Defining general group alerts for performance metrics

You can define alerts that are triggered when the performance of the storage systems or switches that belong to a general group fall outside a specified threshold.

About this task

To define a general group alert for performance metrics, select the metric that you want to measure and specify a threshold value. When the performance of that resource falls outside the threshold, an alert is generated. For example, you can define an alert that notifies you when the back-end response times for managed disks on a SAN Volume Controller exceed 35 milliseconds per read operation. The Overall Back-end Response Time is a metric that measures the average number of milliseconds that it takes to service each read operation on a managed disk.

Procedure

To define a general group alert for performance metrics, complete these steps:

  1. In the menu bar, select Groups > General Groups.
  2. Right-click a general group in the list and click View Alert Definitions.
  3. Click Edit Alert Definitions.
  4. Click the type of resource that you want to alert on.
  5. Click Performance and then click Add Metrics.
  6. Select one or more metrics to alert on and click OK.
  7. To enable the alert for a performance metric, click the check mark for the metric.
  8. Specify the conditions for generating an alert.
    Conditions include an operator and a threshold value.
    1. Select an operator.
      An operator determines if an alert is triggered when the performance of a resource is greater than or equal to or less than or equal to the specified threshold value.
    2. Enter a threshold value.
      For example, to trigger an alert if the Total I/O Rate for a storage system is greater than or equal to 500 ops/s, enter the value 500.
      Tips for threshold values:
      • IBM Spectrum Control provides recommended values for threshold values that do not vary much between environments. For example, the default threshold values for Port Send Bandwidth Percentage are greater than or equal to 75% for warning alerts, and greater than or equal to 85% for critical alerts.

        However, for metrics that measure throughput and response times, thresholds can vary because of workload, model of hardware, amount of cache memory, and other factors. In these cases, there are no recommended values. To help determine threshold values for a resource, collect performance data over time to establish a baseline of the normal and expected performance behavior for that resource. After you determine a set of baseline values, define alerts to trigger if the measured performance behavior falls outside the normally expected range.

      • For some metrics, lower values might indicate more stress and higher values might indicate idle behavior. For example, a lower threshold value for the Cache Holding Time Threshold metric might indicate a performance problem.
  9. Optional: Click View Performance to view a chart of the performance of the resource. Use the chart to evaluate the current and historical performance of a resource to help determine the threshold value for an alert.
    The chart displays a horizontal color line at the specified threshold value. The color of the line indicates the severity of the alert:
    • Critical alert: red
    • Warning alert: yellow
    • Information alert: blue

    For multi-conditional alerts, the chart displays a horizontal line for each condition that shows the threshold value and severity.

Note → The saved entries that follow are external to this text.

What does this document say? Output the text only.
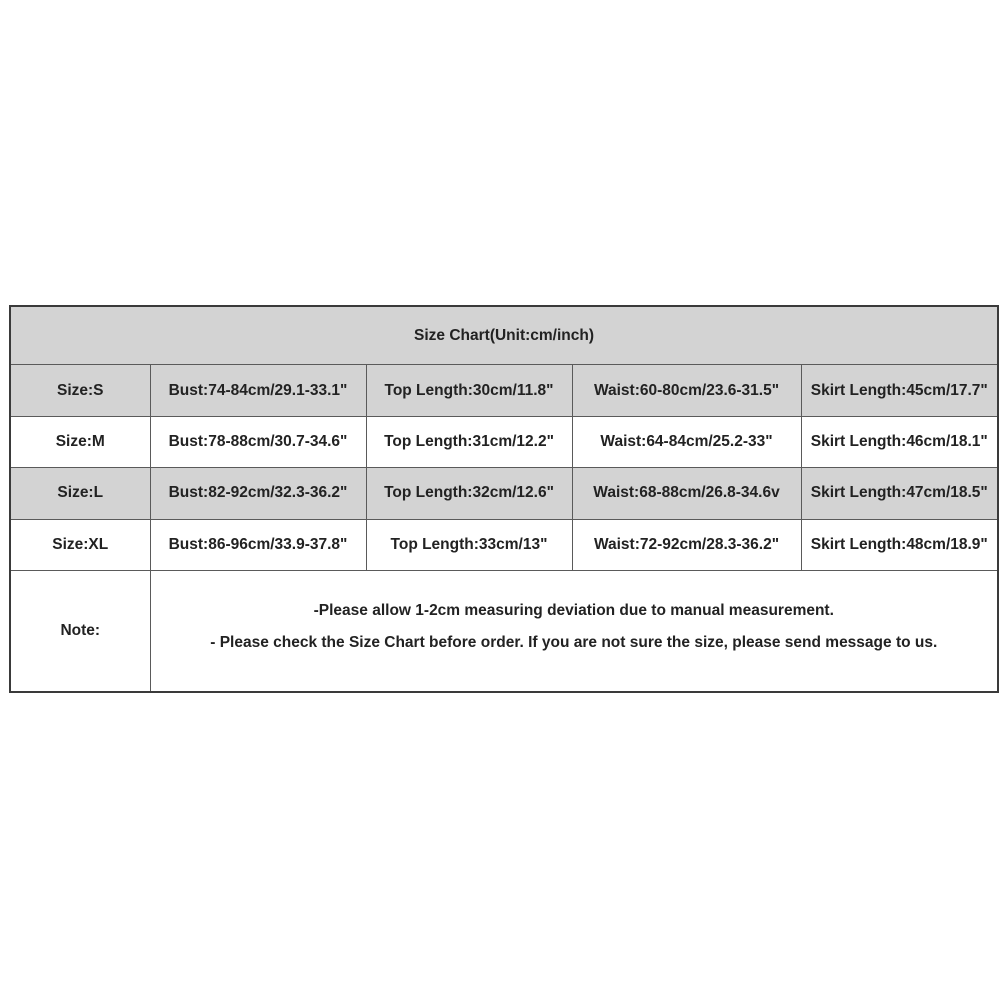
Size Chart(Unit:cm/inch)				
Size:S	Bust:74-84cm/29.1-33.1"	Top Length:30cm/11.8"	Waist:60-80cm/23.6-31.5"	Skirt Length:45cm/17.7"
Size:M	Bust:78-88cm/30.7-34.6"	Top Length:31cm/12.2"	Waist:64-84cm/25.2-33"	Skirt Length:46cm/18.1"
Size:L	Bust:82-92cm/32.3-36.2"	Top Length:32cm/12.6"	Waist:68-88cm/26.8-34.6v	Skirt Length:47cm/18.5"
Size:XL	Bust:86-96cm/33.9-37.8"	Top Length:33cm/13"	Waist:72-92cm/28.3-36.2"	Skirt Length:48cm/18.9"
Note:	-Please allow 1-2cm measuring deviation due to manual measurement.
- Please check the Size Chart before order. If you are not sure the size, please send message to us.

    To customize the chart, click Top 10 or Bottom 10 to show resources according to their performance, click a time period, and change the start and end dates for the data that is displayed.

  10. Assign a severity to an alert.
    Assigning a severity can help you more quickly identify and address the critical performance conditions that are detected on resources. The severity that you assign depends on the guidelines and procedures within your organization. Default assignments are provided for each alert.
    Option Description
    Critical alert icon
    Critical
    Assign this severity to alerts that are critical and must be resolved. For example, assign a critical severity to alerts that notify you when the Port Send Bandwidth Percentage is greater than or equal to 85%.
    Warning alert icon
    Warning
    Assign this severity to alerts that are not critical, but represent potential problems. For example, assign a warning severity to alerts that notify you when the Port Send Bandwidth Percentage is greater than or equal to 75% but less than 85%.
    Informational alert icon
    Informational
    Assign this severity to alerts that might not require any action to resolve and are primarily for informational purposes.
  11. Optional: If you want to send email notifications of alert violations to contacts other than the policy contacts or global alert notification addresses, enter the email addresses in the Email Override field.
    Tip: If you enter an email address in the Email Override field, only that email address receives notifications for the alert. The following contacts do not receive notifications:
    • Any email addresses that are specified as policy contacts, if the alert is in an alert policy.
    • Any global email addresses that are specified for alert notifications. To view the global alert notification addresses, go to Settings > Notification Settings.
  12. Optional: Click View Additional Options to specify how frequently you are notified of alerts.
    Use these settings to avoid triggering too many alerts for some conditions.
  13. Optional: Click the icon Duplicate alert icon to duplicate an alert.
    Use this action when you want to define another alert for the same metric but with different criteria and settings.
    Duplicating alerts can be helpful in the following situations:
    • When you want to generate separate warning alerts and critical alerts for different thresholds on the same metric.
      For example, for the CRC Error Rate metric for ports, you might want to define the following alerts:
      • Define a warning alert Warning alert icon to be generated when the number of frames per second that are received with cyclic redundancy check (CRC) errors is greater than or equal to 0.01 counts per second.
      • Duplicate the alert, but this time, specify a critical severity Critical alert icon when the CRC error rate is greater than or equal to 0.03 counts per second.
    • When you want to send alert notifications to different people based on the severity of an alert.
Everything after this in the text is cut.